Justice Clarence Thomas wrote a masterful opinion in which he cited history, precedence and long-standing legal opinion to recount the established rights of former slaves and freemen following the Civil War.

As Frederick Douglass explained … “the Legislatures of the South can take from him the right to keep and bear arms, as they can—they would not allow a negro to walk with a cane where I came from, they would not allow five of them to assemble together. Notwithstanding the provision in the Constitution of the United States, that the right to keep and bear arms shall not be abridged,” Douglass explained that “the black man has never had the right either to keep or bear arms.” Absent a constitutional amendment to enforce that right against the States, he insisted that “the work of the Abolitionists [was] is not finished.”

Thomas’ point being that selective application of Constitutional rights, either to a racial group or a city or state population is contrary to the intent of the Framers. With slaves and freemen, denial of the right to bear arms was based on fear of retaliation by southern states and, more implied than explicit, it also put blacks on the same plane of citizens’ rights as whites. For whatever intent, Oak Park, Illinois was perpetuating the same selective denial of rights to its population.

Justice John Paul Stevens, one of four justices voting in the minority said the McDonald decision “could prove far more destructive – quite literally – to our nation’s communities and to our constitutional structure.”

Under no circumstances can I compete with Justice Stevens’ credentials on constitutional law, but what comes to my mind when I read that line from his dissent is a contrast between rights and how people practice those rights.

Let’s take his argument to another historic constitutional challenge; Roe v. Wade.

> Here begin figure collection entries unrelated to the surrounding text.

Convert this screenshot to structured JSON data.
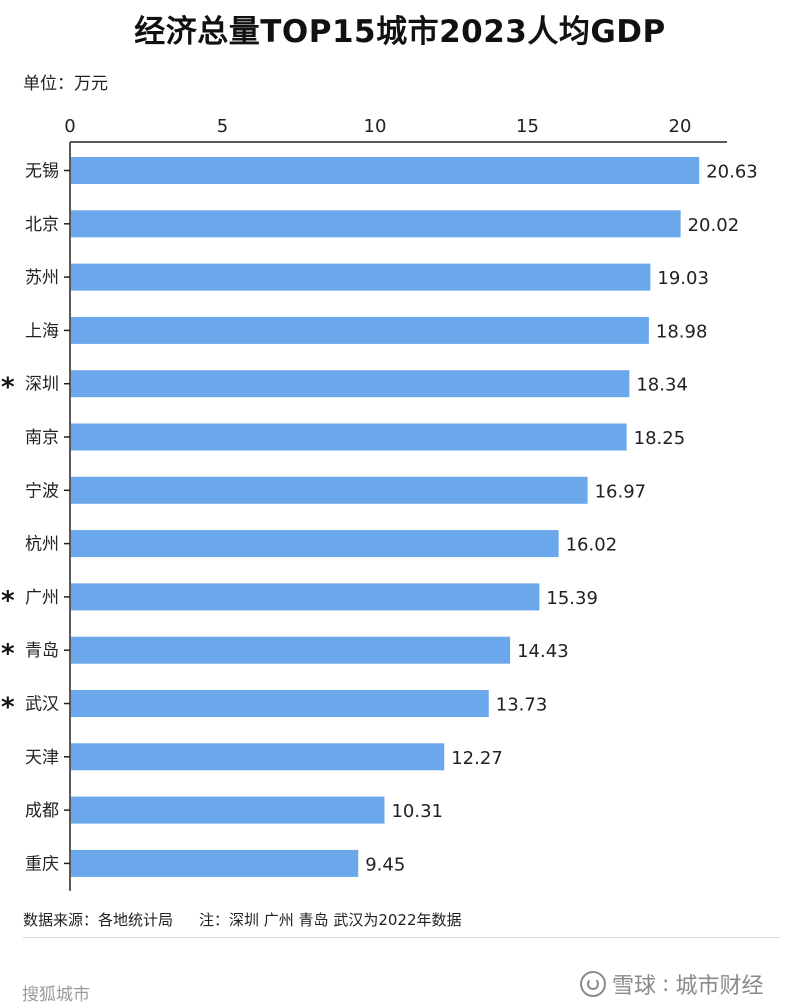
{
  "unit_label": "单位：万元",
  "footer": {
    "source": "数据来源：各地统计局",
    "note": "注：深圳 广州 青岛 武汉为2022年数据"
  },
  "watermark": {
    "left": "搜狐城市",
    "right_brand": "雪球",
    "right_sep": ":",
    "right_author": "城市财经"
  },
  "colors": {
    "bar": "#6aa7eb",
    "axis": "#222222"
  },
  "chart_data": {
    "type": "bar",
    "orientation": "horizontal",
    "title": "经济总量TOP15城市2023人均GDP",
    "xlim": [
      0,
      21.5
    ],
    "ticks": [
      0,
      5,
      10,
      15,
      20
    ],
    "categories": [
      "无锡",
      "北京",
      "苏州",
      "上海",
      "深圳",
      "南京",
      "宁波",
      "杭州",
      "广州",
      "青岛",
      "武汉",
      "天津",
      "成都",
      "重庆"
    ],
    "values": [
      20.63,
      20.02,
      19.03,
      18.98,
      18.34,
      18.25,
      16.97,
      16.02,
      15.39,
      14.43,
      13.73,
      12.27,
      10.31,
      9.45
    ],
    "value_labels": [
      "20.63",
      "20.02",
      "19.03",
      "18.98",
      "18.34",
      "18.25",
      "16.97",
      "16.02",
      "15.39",
      "14.43",
      "13.73",
      "12.27",
      "10.31",
      "9.45"
    ],
    "marker_symbol": "*",
    "marked": [
      false,
      false,
      false,
      false,
      true,
      false,
      false,
      false,
      true,
      true,
      true,
      false,
      false,
      false
    ]
  }
}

If, indeed, abortion is allowed (or tolerated) by the Constitution, does (or did) Justice Stevens or any of his liberal colleagues on the Court have reservations that allowing the procedure “could prove far more destructive to our nation’s communities and to our constitutional structure?”

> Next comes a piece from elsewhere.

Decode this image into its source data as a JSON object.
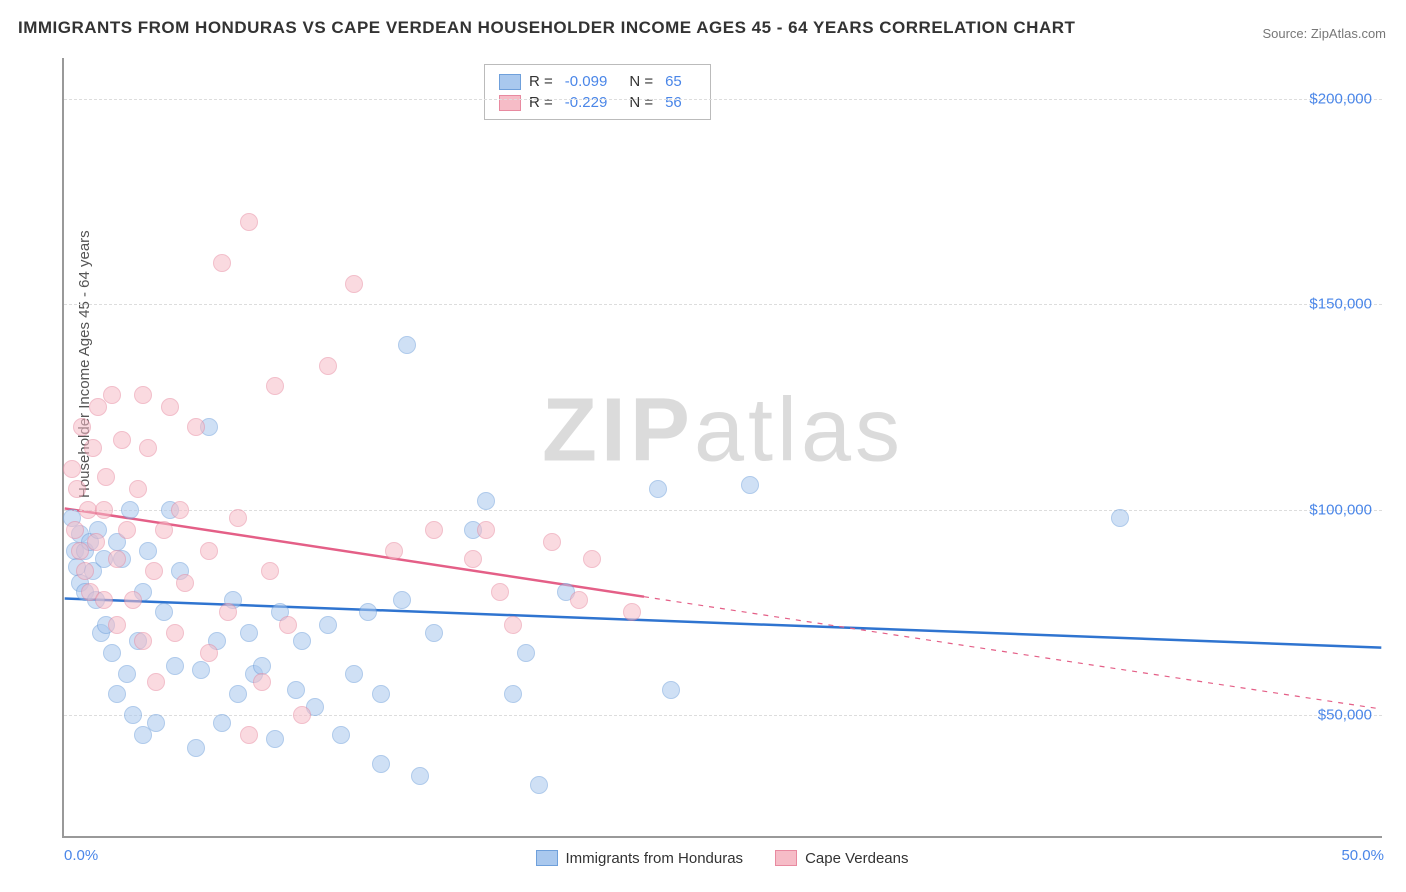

It does not seem to me in the purview of the Supreme Court to consider how a right will be practiced, but rather that said right exists. Justice Stevens seems more concerned that people “bearing arms” will abuse that privilege to the detriment of society – and he’s right. People will use “arms,” be they guns, blades, blunt instruments, chemicals, electronic devices or uterine currettes for nefarious, even murderous purposes. But that does not diminish the fundamental constitutional right to bear arms.

Laws may be established to mitigate destructive behaviors and abuse of rights, but denying citizens of the United States Constitutionally mandated liberties cannot be – and was not – allowed.